Und ja, manche Dinge ändern sich offensichtlich nie. Nazis findet man noch genau so doof wie früher, man weigert sich weiterhin hartnäckig zu glauben, Atomkraft sei die beste Energiegewinnungsmethode, und man hegt nach wie vor die angesichts der Realität absurde Hoffnung, dass irgendwann doch noch alles gut wird. Und warum sonst sitzt man in betrieblichen Versammlungen, Elternabenden und ähnlich spannenden Veranstaltungen noch immer in der letzten Reihe? Genau wie damals, in der Schule. Hinten: befremdet, angeödet, der Sinn will sich einem nicht erschließen. Man lacht noch immer an den falschen Stellen und ist betroffen, wenn von vorne Witze kommen. Man denkt daran, dass man aufs Klo muss, und man wünscht sich mindestens in die Raucherecke.

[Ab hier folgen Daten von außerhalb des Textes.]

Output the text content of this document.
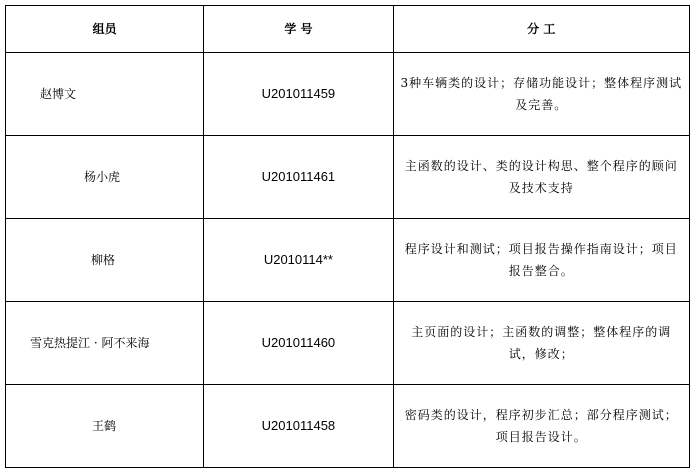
组员	学 号	分 工
赵博文	U201011459	3种车辆类的设计；存储功能设计；整体程序测试及完善。
杨小虎	U201011461	主函数的设计、类的设计构思、整个程序的顾问及技术支持
柳格	U2010114**	程序设计和测试；项目报告操作指南设计；项目报告整合。
雪克热提江 · 阿不来海	U201011460	主页面的设计；主函数的调整；整体程序的调试，修改；
王鹤	U201011458	密码类的设计，程序初步汇总；部分程序测试；项目报告设计。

Zurück zur Ausgangsfrage, nämlich, ob sich manche Dinge niemals ändern und wir am Ende alle nur große Teenager sind. Ob die Rolle, die man einmal hatte, an einem klebt wie Pech und Schwefel, Teer und Federn. Wenn ja, dann werden wir vermutlich auch noch in der Seniorenresidenz, wenn die Pflegeleitung die Marschrichtung für das neue Jahr verliest, hinten sitzen, in der letzten Reihe, wie damals in der Schule, befremdet, angeödet und fassungslos angesichts der Gehirnwäsche, die von vorne kommt. Während wir darauf warten, dass uns der Zivi hoffentlich bald in die Raucherecke schiebt.

2 Gedanken zu „Hinten oder: Bleibt alles anders

  1. Lieber Ackerpaul!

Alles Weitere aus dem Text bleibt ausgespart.